Pavel Sukhoï décéda le 15
septembre 1975 et c'est finalement Mikhail Simonov
qui prit en main le développement du
T-10 début février 1976. Il supervisa
le développement, la construction et
les essais en vol jusqu'en 1979. La construction
du T-10-1 prit fin au début de l'année
1977 et fut transporté sur le terrain
de Zhukovsky dans la banlieu de Moscou.
Le
chef des pilotes d'essai de Sukhoï, Vladimir
S. Iliouchin (le fils du fondateur de l'OKB
Ilyouchin), lui à fait pendre l'air pour
la première fois le vendredi 20 mai 1977.
L'AL-31F n'étant pas encore disponible,
le premier T-10 fut motorisé par deux
AL-21F-3 (le moteur du su-17) de 109,84 kN.
Pendant les 8 mois qui suivirent il effectua
38 vols. Il rejoignit finalement le musée
de Monino en 1985 après avoir accomplit
la totalité de son programme d'essais.
En
1978, Sukhoï commença la construction
d'un second prototype. Malheureusement ce second
prototype s'écrasa le 7 mai 1978. Le
pilote d'essai, Yevgeny Solovyov, se tua après
une éjection en dehors des paramètres
du siège éjectable. L'enquête
détermina que l'appareil se rompit en
vol suite à un facteur de charge trop
élevé. Il semble que ce deuxième
prototype soit celui sur lequel fut monté
les commandes de vol électriques. Un
autre prototype s'écrasa plus tard au
cours d'un vol d'essai à vitesse maximale.

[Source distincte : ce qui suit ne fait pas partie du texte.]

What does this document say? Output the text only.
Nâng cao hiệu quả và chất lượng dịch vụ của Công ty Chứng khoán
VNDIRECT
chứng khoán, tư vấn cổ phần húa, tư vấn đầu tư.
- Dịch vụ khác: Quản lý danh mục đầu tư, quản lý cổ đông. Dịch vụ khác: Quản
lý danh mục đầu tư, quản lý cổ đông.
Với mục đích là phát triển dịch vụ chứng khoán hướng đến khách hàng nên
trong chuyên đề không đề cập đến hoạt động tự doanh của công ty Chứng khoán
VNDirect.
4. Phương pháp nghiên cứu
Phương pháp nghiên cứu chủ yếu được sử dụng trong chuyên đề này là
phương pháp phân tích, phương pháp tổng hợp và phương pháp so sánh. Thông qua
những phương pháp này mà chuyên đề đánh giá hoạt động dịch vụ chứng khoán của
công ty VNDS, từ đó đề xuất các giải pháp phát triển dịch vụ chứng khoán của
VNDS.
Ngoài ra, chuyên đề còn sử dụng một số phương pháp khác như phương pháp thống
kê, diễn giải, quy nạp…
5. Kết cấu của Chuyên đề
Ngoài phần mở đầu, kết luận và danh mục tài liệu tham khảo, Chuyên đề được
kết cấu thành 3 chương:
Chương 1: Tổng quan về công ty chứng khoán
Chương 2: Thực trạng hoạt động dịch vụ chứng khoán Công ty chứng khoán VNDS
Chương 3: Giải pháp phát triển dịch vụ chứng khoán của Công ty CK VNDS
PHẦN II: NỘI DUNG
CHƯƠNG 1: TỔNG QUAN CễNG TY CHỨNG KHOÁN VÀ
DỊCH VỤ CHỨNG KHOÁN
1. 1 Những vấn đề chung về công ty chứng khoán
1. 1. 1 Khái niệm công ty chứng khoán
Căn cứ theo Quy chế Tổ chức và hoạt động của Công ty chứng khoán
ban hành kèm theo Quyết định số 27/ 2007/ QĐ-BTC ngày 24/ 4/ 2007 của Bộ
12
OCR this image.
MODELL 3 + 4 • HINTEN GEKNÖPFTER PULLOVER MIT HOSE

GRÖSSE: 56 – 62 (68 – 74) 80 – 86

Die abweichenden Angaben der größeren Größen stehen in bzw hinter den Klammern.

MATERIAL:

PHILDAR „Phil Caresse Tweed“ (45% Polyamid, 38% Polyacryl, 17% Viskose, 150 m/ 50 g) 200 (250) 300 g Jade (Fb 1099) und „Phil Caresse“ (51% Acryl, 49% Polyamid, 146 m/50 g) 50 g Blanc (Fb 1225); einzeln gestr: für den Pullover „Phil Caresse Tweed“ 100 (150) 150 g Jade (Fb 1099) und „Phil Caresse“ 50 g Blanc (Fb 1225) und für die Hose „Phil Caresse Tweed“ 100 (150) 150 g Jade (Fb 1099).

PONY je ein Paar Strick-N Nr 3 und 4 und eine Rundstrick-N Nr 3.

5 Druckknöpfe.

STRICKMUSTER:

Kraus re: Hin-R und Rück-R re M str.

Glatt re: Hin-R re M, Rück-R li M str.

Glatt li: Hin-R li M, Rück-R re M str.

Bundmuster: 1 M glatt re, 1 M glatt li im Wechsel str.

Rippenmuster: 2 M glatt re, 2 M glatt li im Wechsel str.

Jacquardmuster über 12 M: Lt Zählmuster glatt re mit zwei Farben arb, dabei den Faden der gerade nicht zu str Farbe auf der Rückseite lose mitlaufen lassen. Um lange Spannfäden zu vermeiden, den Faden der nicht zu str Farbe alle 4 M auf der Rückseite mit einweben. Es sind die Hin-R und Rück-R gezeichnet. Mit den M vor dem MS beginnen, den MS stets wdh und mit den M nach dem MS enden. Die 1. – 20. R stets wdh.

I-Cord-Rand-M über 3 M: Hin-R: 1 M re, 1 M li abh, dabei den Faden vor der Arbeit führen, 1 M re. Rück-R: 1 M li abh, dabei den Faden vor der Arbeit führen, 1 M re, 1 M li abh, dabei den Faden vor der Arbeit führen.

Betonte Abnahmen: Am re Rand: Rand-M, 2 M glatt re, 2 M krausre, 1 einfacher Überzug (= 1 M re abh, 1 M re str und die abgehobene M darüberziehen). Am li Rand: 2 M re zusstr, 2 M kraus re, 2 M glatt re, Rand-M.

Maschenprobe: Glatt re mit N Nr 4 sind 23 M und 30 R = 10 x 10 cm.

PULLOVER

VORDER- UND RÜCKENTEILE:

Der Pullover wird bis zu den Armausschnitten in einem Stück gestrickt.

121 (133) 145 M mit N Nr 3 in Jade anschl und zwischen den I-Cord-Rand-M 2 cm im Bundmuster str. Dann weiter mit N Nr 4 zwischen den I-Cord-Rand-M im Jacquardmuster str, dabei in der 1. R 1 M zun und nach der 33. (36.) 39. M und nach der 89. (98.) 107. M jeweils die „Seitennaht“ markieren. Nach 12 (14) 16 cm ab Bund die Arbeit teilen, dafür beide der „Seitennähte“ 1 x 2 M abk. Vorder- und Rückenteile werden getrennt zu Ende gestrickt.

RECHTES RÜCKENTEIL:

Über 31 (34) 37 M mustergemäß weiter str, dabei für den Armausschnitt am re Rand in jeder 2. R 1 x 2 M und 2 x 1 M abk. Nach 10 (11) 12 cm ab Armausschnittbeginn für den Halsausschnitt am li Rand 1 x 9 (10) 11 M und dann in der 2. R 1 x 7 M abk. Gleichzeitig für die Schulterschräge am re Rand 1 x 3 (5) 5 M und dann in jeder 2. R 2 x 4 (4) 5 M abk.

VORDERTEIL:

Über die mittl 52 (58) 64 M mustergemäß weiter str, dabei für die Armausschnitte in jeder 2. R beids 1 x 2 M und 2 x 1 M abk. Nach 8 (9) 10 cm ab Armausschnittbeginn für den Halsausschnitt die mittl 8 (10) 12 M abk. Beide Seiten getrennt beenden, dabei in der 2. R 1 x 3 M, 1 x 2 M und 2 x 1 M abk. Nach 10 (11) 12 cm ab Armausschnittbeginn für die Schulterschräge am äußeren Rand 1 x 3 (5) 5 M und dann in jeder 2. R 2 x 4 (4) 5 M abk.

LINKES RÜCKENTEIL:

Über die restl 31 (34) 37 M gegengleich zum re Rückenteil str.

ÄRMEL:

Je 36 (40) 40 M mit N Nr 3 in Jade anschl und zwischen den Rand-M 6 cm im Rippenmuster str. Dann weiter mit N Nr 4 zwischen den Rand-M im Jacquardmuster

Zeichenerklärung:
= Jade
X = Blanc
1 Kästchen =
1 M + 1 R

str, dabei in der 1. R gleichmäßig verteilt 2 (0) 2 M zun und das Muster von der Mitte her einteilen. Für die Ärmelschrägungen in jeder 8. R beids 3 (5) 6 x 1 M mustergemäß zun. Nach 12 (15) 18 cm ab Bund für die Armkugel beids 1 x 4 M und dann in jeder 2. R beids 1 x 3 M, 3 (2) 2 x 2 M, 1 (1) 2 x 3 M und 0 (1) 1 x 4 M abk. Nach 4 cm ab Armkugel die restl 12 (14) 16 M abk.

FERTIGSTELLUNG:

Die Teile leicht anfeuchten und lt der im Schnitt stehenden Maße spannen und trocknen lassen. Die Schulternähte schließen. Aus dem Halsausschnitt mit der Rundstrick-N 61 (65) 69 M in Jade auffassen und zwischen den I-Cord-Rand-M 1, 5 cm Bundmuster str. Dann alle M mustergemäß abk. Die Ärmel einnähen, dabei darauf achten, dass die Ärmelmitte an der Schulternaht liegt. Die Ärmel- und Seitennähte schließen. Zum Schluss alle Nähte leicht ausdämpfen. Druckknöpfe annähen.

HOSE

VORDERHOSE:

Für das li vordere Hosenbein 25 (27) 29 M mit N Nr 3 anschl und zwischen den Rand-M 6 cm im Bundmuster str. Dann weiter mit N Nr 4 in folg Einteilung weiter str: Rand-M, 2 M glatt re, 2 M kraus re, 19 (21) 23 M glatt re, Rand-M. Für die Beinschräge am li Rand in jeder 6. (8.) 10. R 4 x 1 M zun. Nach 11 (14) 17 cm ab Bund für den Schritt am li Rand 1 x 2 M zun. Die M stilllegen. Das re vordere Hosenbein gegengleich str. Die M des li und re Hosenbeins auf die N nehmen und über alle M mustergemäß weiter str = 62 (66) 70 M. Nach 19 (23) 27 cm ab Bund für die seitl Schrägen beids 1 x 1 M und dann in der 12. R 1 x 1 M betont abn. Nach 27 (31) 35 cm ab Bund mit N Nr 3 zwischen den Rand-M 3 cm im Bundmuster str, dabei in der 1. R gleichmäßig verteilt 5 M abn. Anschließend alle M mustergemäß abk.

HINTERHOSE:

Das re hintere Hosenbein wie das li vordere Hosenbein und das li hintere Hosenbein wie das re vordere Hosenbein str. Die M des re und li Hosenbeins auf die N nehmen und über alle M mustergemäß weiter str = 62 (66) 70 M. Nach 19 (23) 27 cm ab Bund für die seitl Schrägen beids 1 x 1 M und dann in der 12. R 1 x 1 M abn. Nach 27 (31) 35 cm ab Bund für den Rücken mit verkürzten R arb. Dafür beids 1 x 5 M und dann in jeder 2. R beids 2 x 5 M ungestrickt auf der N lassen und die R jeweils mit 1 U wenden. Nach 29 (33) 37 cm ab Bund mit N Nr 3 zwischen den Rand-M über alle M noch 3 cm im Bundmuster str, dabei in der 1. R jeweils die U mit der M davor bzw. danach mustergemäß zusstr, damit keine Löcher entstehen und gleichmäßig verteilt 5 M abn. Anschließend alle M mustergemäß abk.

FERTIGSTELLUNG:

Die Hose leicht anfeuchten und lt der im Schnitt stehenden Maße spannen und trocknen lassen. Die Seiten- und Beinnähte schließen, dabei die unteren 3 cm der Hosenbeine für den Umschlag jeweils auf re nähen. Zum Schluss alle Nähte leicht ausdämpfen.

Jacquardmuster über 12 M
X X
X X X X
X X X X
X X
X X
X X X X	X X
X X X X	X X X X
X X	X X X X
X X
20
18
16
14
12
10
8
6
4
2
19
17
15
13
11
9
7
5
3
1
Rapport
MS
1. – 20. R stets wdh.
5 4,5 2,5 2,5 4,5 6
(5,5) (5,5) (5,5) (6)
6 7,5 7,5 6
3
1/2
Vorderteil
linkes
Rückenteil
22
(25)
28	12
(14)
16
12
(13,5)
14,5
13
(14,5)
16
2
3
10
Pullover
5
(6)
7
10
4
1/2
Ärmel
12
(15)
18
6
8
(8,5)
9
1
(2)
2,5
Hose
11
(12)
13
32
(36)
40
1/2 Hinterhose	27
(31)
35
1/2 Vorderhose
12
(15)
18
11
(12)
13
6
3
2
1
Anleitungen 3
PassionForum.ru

La partie extérieure gauche de la voilure
et la dérive gauche se brisèrent
net et il fallut tout le talent de Nikolaï
Sadovnikov pour ramener l'avion.
Le
troisième T-10 (codé "310")
fut construit dans l'usine Komsomolsk avant
d'être transporté dans les ateliers
de Sukhoï pour y être terminé
en août 1978. Il fut motorisé par
des AL-31F en Mars 1979 et commença les
essais de roulage. Cependant, il ne fut pas
autorisé à prendre l'air car ses
réacteurs avaient encore de trop fortes
limitations. Finalement, il prit l'air pour
la première fois le 3 août 1979
suivi du T-10-4 le 31 octobre de la même
année. Ces deux prototypes furent tout
d'abord utilisés pour les tests de l'AL-31F.
Le T-10-3 fut équipé par la suite
d'une crosse d'appontage et simula des appontages
sur piste de même que des essais de décollage
sur rampe à partir du 24 juillet 1982.
Cela démontre l'intérêt
que porta très tôt Sukhoï
dans le développement d'une version navalisée.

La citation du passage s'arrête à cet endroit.